I am participating in the March Slice of Life Challenge: A slice a day for all of March. You should do it too! Thank you, Two Writing Teachers! Readers, check out their site, and start slicing!
Celebration Slices! Thanks Ruth Ayres for this wonderful link up!
1. “In 35 minutes, I’m going over to Granny’s.” H tells me. Then 5 minutes later. “What time is it? In 30 minutes I’m going over to Granny’s.” At 10:53, he was set. “At 10:56, I’m going.” He told me. Every Saturday, my mom takes one of my kids out for lunch and then spends some quality time with them. They each look forward to the time, and I’m so thankful for it too. Watching H race across the street, dutifully looking both ways was a joy to celebrate. What lucky kids I have… getting to spend time with their grandparents.
2. E wanted to use his gift card for a lego at the store. While we stood in the lego aisle, L looked up at the giant sign that said “BOYS.” She grimaced and said quietly to me, “That is so sexist.” I’m so proud that she noticed that, and that she spoke up about it. I hope she keeps noticing things and speaking up, louder and louder as she grows.

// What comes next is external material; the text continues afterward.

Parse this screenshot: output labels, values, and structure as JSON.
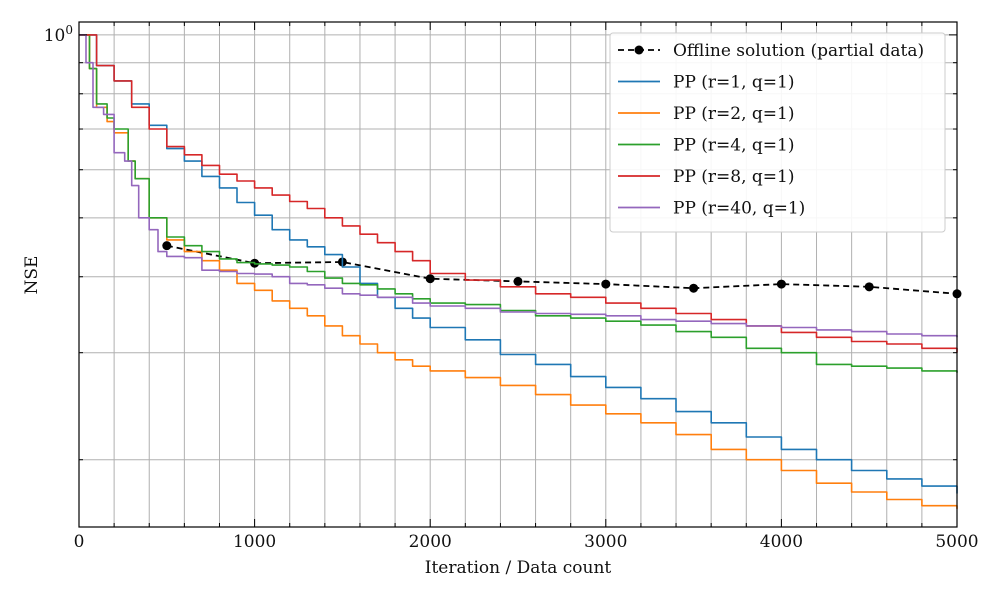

3. Yesterday my team celebrated Global School Play Day. Yes, we were a month or so late… but what a celebration! The students were excited, as they carried favorite games into the classroom: Monopoly, Pictionary, cards, Battleship, Clue. Kids these days are stressed and anxious, and they don’t get the chance to play enough. I was happy to dedicate a day to play. Even if play wasn’t the work of children, and wasn’t ripe for opportunities to learn, I would still think it was worth our time. But, play does create learning opportunities, and time for kids to learn how to be in control. Win-Win! One of the TED Talks I watched, by Jill Vialet mentioned the philosopher, Bernard Suits’ explanation of play: “Playing a game is the voluntary attempt to overcome unnecessary obstacles.” She goes on to talk about the work of play: “They choose it, it’s a challenge. No longer should you think of play as the opposite of work or the purview of slackers. It is the fundamental sign of our inner drive and ambition.” The other TED Talk was on the decline of play. Sad to watch, but important.